Hi Floris,
On Jul 16, 2024, at 19:47, Floris Van Nee <florisvannee@Optiver.com> wrote:
Hi hackers,
I'm looking for some input on an issue I've observed. A common pattern
I've seen is using temporary tables to put data in before updating the
real tables. Something roughly like:
On session start:
CREATE TEMP TABLE temp_t1 (...) ON COMMIT DELETE ROWS;
On update:
BEGIN;
COPY temp_t1 FROM STDIN (FORMAT BINARY);
INSERT INTO t1 (SELECT * FROM temp_t1 ...) ON CONFLICT DO UPDATE SET ...;
-- potentially some other operations on temp table to put data into real table t1
COMMIT;
This pattern starts to break down under certain exceptional circumstances of
high concurrency. The "ON COMMIT DELETE ROWS" does a truncate that is
fairly expensive and doesn't work well in high-concurrency scenarios.
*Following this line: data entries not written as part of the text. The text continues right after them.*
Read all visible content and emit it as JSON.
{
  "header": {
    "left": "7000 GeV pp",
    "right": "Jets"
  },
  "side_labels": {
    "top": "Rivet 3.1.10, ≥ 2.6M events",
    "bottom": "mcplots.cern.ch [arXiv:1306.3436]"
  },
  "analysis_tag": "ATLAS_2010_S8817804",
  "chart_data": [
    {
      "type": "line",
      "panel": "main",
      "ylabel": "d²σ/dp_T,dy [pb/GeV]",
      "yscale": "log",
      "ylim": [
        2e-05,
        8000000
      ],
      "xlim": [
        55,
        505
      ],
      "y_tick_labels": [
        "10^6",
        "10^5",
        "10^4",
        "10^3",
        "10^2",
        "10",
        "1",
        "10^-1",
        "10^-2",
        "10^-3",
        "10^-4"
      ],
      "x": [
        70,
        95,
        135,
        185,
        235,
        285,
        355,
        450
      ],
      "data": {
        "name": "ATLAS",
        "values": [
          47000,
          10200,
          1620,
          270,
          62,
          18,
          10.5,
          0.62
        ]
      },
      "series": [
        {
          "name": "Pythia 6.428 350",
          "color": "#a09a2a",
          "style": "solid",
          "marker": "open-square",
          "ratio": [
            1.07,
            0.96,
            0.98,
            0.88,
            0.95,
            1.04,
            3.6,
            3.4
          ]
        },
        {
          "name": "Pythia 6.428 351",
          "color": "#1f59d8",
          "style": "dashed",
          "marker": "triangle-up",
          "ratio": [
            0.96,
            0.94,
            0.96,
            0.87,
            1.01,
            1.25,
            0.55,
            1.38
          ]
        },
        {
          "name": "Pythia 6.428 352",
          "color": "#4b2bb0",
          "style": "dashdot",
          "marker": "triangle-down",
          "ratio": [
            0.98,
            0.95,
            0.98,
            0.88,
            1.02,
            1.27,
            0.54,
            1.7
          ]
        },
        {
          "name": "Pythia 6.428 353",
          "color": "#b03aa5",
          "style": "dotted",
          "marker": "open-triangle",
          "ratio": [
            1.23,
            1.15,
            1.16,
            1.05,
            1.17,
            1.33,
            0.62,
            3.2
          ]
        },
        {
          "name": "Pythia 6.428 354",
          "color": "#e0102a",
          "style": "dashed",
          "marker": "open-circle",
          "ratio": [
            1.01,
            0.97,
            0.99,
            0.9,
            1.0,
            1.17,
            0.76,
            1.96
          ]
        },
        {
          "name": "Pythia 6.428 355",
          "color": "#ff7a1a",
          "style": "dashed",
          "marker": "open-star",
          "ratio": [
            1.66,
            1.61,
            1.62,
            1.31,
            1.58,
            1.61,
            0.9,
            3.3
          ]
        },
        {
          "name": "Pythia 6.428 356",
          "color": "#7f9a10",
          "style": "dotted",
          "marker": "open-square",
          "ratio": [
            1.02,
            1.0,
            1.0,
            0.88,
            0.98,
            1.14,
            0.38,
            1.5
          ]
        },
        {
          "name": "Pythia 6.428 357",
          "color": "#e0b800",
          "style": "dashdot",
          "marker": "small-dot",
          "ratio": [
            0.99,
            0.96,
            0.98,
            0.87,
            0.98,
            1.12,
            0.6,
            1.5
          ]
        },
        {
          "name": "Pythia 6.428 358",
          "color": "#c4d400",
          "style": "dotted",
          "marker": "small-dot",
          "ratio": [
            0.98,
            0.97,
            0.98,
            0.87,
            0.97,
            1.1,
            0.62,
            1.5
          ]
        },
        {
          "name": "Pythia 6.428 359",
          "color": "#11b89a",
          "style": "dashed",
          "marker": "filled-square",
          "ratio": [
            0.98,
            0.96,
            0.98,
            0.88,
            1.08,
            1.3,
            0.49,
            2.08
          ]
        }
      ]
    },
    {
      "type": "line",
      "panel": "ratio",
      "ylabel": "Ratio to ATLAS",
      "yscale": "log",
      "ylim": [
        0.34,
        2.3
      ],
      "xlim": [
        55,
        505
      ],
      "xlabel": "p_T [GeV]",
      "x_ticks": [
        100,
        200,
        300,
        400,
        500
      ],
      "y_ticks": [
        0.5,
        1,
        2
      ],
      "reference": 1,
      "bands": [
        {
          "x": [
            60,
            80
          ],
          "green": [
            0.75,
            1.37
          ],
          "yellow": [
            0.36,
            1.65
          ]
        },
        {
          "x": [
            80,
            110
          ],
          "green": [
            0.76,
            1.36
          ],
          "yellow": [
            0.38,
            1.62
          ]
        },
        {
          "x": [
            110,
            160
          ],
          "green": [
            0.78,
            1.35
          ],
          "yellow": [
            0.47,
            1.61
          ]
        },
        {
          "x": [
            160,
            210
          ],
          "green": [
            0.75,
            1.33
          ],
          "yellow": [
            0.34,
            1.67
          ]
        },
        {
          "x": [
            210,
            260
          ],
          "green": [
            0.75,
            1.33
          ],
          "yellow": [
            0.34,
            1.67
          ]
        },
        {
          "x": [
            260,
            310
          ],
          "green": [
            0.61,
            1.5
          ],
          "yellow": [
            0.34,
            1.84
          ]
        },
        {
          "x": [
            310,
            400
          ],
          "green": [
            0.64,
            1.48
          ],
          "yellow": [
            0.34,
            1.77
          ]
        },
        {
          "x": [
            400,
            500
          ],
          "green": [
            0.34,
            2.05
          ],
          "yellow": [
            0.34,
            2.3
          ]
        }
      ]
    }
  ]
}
It's
especially noticeable under following circumstances:
- high max_connections setting
- high number of temp tables per session
- concurrent writers at fairly short intervals
Impact is on both TPS on primary as well as that the WAL replay process
on replica becomes completely overloaded (100% cpu even though not
a lot of WAL is being generated)
A very simple pgbench example that showcases degradation (taken
with max_connections=2000 to clearly show it).
I also encountered the similar performance issue with temporary tables
andprovided a patch to optimize the truncate performance during commit
in [1].
Additionally, is it possible to lower the lock level held during truncate for
temporary tables?
[1] https://www.postgresql.org/message-id/flat/tencent_924E990F0493010E2C8404A5D677C70C9707%40qq.com
Best Regards,
Fei Changhong